Je vis Bacchus descendre de son char ; je vis descendre Ariane : elle entra dans le temple. Aimable dieu, s’écria-t-elle, restons dans ces lieux, et soupirons-y nos amours. Faisons jouir ce doux climat d’une joie éternelle. C’est auprès de ces lieux que la reine des cœurs a posé son empire : que le dieu de la joie règne auprès d’elle, et augmente le bonheur de ces peuples déjà si fortunés.

Pour moi, grand dieu, je sens déjà que je t’aime davantage. Quoi ! tu pourrais quelque jour me paraître encore plus aimable ! Il n’y a que les immortels qui puissent aimer à l’excès, et aimer toujours davantage ; il n’y a qu’eux qui obtiennent plus qu’ils n’espèrent, et qui sont plus bornés quand ils désirent que quand ils jouissent.
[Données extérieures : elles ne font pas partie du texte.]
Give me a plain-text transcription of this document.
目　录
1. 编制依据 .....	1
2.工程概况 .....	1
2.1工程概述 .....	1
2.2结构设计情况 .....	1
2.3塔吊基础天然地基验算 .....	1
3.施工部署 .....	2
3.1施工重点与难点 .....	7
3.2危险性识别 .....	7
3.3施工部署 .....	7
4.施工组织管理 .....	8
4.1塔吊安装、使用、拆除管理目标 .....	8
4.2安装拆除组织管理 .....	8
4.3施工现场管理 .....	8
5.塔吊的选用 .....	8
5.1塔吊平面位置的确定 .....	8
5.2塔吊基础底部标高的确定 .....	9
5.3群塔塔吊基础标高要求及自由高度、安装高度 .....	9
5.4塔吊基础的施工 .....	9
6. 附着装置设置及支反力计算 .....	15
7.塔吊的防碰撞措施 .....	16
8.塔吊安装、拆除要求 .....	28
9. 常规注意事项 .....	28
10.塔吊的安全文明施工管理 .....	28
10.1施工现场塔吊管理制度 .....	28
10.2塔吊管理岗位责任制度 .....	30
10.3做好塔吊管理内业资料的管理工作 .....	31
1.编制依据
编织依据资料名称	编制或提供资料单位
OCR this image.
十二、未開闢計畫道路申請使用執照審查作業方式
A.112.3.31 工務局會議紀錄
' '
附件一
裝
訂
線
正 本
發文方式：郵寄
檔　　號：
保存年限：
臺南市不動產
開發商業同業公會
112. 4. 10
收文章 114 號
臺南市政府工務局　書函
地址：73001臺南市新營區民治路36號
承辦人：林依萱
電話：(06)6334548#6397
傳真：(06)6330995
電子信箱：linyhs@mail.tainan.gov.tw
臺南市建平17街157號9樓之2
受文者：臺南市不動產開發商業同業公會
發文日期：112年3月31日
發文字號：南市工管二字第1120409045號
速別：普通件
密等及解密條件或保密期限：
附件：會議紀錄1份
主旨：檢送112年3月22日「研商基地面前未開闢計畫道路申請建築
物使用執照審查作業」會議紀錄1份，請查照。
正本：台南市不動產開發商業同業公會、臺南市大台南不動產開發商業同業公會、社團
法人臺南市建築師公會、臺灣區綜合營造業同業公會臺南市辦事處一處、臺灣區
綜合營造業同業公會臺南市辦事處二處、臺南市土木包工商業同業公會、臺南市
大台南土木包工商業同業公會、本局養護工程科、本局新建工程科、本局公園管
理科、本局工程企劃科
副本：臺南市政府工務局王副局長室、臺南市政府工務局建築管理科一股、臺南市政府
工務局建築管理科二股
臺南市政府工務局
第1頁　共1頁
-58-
Tu seras ici mes éternelles amours. Dans le ciel, on n’est occupé que de sa gloire ; ce n’est que sur la terre et dans les lieux champêtres que l’on sait aimer. Et pendant que cette troupe se livrera à une joie insensée, ma joie, mes soupirs, et mes larmes même, te rediront sans cesse mes amours.